Google May Be Marching Onto Main Street With Groupon Deal

Rumors are spinning across the e-commerce and investment banking world that Google will snap up Groupon. Though the talk started weeks ago, it has acquired new credibility with a VatorNews report claiming an unnamed insider confirmed the deal.

Groupon is a shopping website that offers a daily deal on local goods, services and events. Acquisition of Groupon would put Google on the main street of local-based e-commerce.

Aaron Zamost from Google’s press team told the E-Commerce Times the company does not comment on rumor or speculation. Groupon did not respond to a query by press time.

Does This Kill the Yahoo Rumors?

Rumors began in mid-November that Google had made an offer between US$2 billion and $3 billion for Groupon. Rumors also swirled about the possibility that Yahoo was trying to woo the company for as much as $4 billion. That was the second round of rumors regarding Yahoo’s plans. Earlier this year, All Things Digital said Yahoo offered $1.7 billion and Groupon refused.

There’s no indication of bad blood between Yahoo and Groupon, as Yahoo inked a distribution agreement to bring local Groupon deals to Yahoo users on a global scale. As of November 16, Groupon deals have been integrated through Yahoo’s Local Offers program. Distribution kicked off in the U.S., but it will soon rollout internationally, according to Yahoo.

Street Buzz Is Positive

The investment community buzz appears to center on the deal being viewed as expensive, while also acknowledging the positive positioning Google will get with entry into the daily-deal segment.

There is plenty of synergy, since both companies emphasize the ability to reach consumers locally.
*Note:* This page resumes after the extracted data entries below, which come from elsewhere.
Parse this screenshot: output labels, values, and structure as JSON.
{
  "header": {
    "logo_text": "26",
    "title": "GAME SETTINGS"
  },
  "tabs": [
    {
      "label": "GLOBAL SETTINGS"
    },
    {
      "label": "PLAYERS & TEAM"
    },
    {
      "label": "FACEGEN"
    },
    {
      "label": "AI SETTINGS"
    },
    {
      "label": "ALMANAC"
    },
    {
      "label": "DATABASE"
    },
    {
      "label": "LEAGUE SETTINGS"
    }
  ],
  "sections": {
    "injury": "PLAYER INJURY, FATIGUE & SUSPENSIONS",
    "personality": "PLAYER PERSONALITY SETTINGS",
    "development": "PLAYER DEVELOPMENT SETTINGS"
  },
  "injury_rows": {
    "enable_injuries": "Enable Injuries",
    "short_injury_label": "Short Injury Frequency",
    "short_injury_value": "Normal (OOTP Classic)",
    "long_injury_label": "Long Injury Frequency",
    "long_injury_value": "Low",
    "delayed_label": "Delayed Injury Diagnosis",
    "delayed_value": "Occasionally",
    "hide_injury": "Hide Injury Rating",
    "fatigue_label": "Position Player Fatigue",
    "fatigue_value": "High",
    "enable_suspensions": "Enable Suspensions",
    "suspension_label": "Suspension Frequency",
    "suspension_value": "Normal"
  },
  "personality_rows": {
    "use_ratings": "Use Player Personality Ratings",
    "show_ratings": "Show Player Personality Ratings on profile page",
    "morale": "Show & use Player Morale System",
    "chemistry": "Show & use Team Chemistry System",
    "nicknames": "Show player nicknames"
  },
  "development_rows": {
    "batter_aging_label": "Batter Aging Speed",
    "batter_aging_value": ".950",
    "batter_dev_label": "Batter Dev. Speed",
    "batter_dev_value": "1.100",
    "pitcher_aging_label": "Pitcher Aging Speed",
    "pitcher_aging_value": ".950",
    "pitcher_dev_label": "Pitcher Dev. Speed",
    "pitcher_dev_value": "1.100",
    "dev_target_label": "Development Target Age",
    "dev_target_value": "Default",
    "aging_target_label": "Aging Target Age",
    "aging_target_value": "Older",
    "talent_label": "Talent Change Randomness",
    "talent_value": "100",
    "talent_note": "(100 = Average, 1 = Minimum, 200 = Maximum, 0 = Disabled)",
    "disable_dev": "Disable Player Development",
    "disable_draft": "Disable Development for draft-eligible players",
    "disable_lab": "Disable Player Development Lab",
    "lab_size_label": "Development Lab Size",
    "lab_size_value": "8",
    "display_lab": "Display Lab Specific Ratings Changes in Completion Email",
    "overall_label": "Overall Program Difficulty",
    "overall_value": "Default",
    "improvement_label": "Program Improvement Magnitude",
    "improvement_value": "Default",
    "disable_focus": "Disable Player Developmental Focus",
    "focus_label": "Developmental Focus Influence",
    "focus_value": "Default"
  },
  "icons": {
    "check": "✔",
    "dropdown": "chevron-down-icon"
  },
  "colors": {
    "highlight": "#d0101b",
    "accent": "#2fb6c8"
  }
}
Investment bloggers are equating the deal with Google’s purchase of YouTube and DoubleClick for its ability to slingshot Google into the center of a market niche.

Delving Deeper Into E-Commerce

In a sense, though, Google has been an important e-commerce player from the start.

“I don’t know that it’s an issue of them becoming an e-commerce company. They’ve always been an e-commerce company through advertising,” Giovanni Gallucci, an Internet consultant for You+Dallas, told the E-Commerce Times. “This fits well from a marketing point of view. I don’t think this is Google marching into any new market.”

What Google’s intentions are concerning the brand has become the subject of speculation.

“I wonder if they would leave it as a stand-alone or have it disappear and become a feature. I expect in a year it will be a feature set of AdWords and other Google marketing programs,” said Gallucci. “Groupon has done something interesting. The $2.5 billion is mighty steep, but we’ve seen crazier things happen. Google has the war chest and the ability to do it — and it makes total sense.”

A More Local Google

The Groupon move would enhance Google’s strategy of becoming increasingly local.

“While we don’t know whether the exact deal has taken place or not, we do know that the two companies were in talks with each other about a possible deal,” Azita Arvani, principal of the Arvani Group, told the E-Commerce Times. “This move validates a big trend for commerce, which is localization of commerce. We see this in brick-and-mortar shops like Macy’s, which started ‘My Macy’s’ strategy a couple of years ago.”

E-commerce companies are putting increasing efforts into localization and social networking.

“On the e-commerce side, of course, we see a lot of activity in the local/social group buying with Groupon, LivingSocial, Gilt City and others — even companies like Foursqaure and Shopkick that add the automatic location element to local shopping,” said Arvani.

“Google has generally not been as strong in its localization efforts, so Groupon’s purchase will fill in that gap. The rumored deal price of $2.5 billion may seem high, but Groupon’s first-mover advantage in this area might justify the price tag,” Arvani suggested. “The big hurdle for Google would be regulatory approval.”